Anomaly detection through spatio-temporal data mining, with application to near real-time outlying sensor identification
Galarus, Douglas Edward
MetadataShow full item record
There is a need for robust solutions to the challenges of near real-time spatio-temporal outlier and anomaly detection. In our dissertation, we define and demonstrate quality measures for evaluation and comparison of overlapping, real-time, spatio-temporal data providers and for assessment and optimization of data acquisition, system operation and data redistribution. Our measures are tested on real-world data and applications, and our results show the need and potential to develop our own mechanisms for outlier and anomaly detection. We then develop a representative, near real-time solution for the identification of outlying sensors that far outperforms state of the art methods in terms of accuracy and is computationally efficient. When applied to a real-world, meteorological data set, we identify numerous problematic sites that otherwise have not been flagged as bad.

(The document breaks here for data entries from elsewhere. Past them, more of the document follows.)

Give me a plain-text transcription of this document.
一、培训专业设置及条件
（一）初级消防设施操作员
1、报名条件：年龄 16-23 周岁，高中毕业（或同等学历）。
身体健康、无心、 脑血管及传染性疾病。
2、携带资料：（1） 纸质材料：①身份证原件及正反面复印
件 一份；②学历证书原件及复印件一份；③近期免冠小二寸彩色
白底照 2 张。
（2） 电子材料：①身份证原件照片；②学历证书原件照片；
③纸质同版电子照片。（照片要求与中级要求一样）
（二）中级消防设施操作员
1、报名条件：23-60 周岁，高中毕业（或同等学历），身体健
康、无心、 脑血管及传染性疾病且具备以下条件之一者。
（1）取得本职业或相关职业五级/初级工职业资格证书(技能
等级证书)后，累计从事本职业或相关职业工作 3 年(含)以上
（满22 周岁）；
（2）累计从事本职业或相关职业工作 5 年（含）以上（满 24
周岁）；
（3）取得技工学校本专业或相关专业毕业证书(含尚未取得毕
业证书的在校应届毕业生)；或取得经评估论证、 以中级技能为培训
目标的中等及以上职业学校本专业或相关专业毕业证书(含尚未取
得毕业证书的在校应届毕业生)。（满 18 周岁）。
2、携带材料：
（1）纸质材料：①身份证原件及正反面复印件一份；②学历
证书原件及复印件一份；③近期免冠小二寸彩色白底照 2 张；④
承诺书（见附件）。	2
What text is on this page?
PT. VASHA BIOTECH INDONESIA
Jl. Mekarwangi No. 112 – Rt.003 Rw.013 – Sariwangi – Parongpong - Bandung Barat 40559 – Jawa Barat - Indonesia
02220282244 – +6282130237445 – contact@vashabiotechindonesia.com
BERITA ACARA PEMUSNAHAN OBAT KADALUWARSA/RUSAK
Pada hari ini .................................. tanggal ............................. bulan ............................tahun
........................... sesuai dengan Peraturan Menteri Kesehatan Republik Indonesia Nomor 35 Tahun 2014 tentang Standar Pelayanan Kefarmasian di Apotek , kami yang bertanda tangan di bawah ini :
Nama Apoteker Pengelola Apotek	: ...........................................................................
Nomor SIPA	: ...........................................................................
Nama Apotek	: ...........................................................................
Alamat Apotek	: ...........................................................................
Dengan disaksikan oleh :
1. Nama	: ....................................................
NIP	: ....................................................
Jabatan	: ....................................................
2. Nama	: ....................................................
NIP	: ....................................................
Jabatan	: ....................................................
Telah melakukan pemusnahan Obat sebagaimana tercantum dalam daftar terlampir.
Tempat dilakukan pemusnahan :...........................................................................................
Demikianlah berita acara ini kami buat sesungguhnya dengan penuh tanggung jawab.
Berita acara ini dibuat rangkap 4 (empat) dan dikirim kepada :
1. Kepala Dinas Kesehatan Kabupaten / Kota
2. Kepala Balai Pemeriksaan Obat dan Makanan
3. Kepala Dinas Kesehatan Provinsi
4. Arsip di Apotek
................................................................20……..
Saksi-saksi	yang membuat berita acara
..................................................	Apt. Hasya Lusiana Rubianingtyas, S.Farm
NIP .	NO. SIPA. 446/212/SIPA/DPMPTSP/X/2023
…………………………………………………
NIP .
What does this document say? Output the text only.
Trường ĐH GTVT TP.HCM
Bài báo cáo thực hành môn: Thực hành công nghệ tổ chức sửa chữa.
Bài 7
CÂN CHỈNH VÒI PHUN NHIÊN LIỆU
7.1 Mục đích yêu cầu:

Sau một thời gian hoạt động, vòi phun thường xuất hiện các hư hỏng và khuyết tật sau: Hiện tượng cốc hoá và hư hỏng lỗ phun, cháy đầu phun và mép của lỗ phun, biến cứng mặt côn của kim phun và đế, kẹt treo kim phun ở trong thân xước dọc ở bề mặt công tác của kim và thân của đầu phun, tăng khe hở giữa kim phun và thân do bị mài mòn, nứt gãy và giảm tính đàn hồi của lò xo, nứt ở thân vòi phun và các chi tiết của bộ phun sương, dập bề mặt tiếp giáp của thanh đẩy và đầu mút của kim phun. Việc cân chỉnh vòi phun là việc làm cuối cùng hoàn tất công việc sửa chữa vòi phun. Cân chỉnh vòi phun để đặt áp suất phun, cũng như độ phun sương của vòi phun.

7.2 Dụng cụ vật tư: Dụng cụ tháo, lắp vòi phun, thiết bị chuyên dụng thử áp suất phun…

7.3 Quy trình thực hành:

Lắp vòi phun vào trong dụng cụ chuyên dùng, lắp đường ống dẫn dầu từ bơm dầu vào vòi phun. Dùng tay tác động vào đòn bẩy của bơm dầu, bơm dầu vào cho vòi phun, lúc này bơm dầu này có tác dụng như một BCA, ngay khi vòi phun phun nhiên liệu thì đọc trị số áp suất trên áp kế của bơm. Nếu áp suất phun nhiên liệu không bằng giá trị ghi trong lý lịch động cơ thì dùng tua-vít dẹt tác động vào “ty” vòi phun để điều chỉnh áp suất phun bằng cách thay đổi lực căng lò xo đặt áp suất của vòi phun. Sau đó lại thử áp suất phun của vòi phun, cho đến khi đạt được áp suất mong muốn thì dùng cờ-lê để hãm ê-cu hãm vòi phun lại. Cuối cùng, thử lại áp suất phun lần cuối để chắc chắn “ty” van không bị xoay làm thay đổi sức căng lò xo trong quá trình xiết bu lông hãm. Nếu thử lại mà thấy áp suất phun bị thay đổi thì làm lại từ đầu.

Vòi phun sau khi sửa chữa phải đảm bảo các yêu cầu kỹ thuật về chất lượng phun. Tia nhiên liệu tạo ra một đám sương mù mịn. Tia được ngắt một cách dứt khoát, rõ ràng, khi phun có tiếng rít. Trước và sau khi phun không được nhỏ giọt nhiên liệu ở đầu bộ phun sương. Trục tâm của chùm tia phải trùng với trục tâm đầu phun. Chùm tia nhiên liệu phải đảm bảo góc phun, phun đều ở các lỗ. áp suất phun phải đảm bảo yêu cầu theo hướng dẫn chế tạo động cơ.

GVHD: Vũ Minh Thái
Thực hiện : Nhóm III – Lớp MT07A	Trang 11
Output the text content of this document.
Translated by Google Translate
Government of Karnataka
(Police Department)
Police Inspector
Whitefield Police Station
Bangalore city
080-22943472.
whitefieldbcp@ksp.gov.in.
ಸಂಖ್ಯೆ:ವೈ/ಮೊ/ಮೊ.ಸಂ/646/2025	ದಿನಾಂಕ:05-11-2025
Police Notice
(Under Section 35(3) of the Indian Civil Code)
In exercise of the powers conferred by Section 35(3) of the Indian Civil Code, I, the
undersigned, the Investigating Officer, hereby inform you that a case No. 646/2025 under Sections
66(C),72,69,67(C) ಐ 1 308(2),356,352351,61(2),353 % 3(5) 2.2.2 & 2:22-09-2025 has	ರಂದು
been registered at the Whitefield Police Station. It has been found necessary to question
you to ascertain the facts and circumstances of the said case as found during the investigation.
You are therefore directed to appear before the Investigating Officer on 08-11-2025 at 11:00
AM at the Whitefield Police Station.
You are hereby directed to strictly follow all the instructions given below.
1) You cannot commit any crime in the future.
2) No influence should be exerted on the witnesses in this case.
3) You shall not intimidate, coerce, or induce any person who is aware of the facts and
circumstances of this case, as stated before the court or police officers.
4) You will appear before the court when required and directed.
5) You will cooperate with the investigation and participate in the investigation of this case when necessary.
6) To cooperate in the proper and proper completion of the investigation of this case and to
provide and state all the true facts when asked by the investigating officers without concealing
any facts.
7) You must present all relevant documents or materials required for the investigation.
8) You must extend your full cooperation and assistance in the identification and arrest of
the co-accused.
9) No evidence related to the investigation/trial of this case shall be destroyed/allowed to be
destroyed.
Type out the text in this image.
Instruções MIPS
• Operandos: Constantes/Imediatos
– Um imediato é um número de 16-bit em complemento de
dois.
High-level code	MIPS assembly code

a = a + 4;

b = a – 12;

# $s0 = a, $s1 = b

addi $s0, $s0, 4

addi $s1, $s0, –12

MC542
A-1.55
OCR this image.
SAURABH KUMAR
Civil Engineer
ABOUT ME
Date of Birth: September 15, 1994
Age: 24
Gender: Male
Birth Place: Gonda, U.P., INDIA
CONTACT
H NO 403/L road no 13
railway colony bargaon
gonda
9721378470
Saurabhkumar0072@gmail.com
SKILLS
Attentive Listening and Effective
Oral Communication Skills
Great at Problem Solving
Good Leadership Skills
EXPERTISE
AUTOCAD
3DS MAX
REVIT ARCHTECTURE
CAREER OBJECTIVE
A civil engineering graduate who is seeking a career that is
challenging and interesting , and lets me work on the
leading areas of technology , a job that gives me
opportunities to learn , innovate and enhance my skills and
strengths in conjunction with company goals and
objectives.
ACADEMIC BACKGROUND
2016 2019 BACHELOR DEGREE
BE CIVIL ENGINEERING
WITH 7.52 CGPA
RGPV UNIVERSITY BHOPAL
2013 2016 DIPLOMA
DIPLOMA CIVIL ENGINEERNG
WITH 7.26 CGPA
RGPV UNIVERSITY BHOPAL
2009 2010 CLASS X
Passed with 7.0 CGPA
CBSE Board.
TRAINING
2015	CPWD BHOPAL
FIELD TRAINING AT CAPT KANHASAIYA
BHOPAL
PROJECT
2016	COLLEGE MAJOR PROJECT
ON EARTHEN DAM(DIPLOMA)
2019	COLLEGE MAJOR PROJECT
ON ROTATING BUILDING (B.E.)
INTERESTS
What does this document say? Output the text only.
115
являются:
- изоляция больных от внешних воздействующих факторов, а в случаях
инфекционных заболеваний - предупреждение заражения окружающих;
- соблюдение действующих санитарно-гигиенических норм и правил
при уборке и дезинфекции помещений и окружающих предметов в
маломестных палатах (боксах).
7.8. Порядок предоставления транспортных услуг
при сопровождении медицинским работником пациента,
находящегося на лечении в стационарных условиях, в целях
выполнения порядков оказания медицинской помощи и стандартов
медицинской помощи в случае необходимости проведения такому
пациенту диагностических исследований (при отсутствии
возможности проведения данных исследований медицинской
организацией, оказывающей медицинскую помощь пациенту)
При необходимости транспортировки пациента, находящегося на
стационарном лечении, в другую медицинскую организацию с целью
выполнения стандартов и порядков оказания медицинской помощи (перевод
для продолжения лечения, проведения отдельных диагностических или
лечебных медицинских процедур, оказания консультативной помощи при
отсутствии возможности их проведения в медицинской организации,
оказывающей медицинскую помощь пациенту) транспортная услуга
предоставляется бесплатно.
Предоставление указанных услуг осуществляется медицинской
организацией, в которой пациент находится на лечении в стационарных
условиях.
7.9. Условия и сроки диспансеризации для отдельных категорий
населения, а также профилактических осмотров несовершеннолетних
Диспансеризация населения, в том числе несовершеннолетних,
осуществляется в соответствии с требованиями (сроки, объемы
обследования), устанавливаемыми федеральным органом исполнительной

We identify sites for which metadata is incorrect. We identify observations that have been mislabeled by provider quality control processes. And, we demonstrate that our method outperforms enhanced versions of state of the art methods for assessment of accuracy using comparable or less computation time. There are many quality-related problems with real data sets and, in the absence of an approach like ours, these problems may have largely gone unidentified. Our approach is novel for the simple but effective way that it accounts for spatial and temporal variation, and that it addresses more than just accuracy. Collectively these contributions form an overarching data-mining framework and example that can be used and extended for data-mining method development, model building and evaluation of spatio-temporal outlier and anomaly detection processes.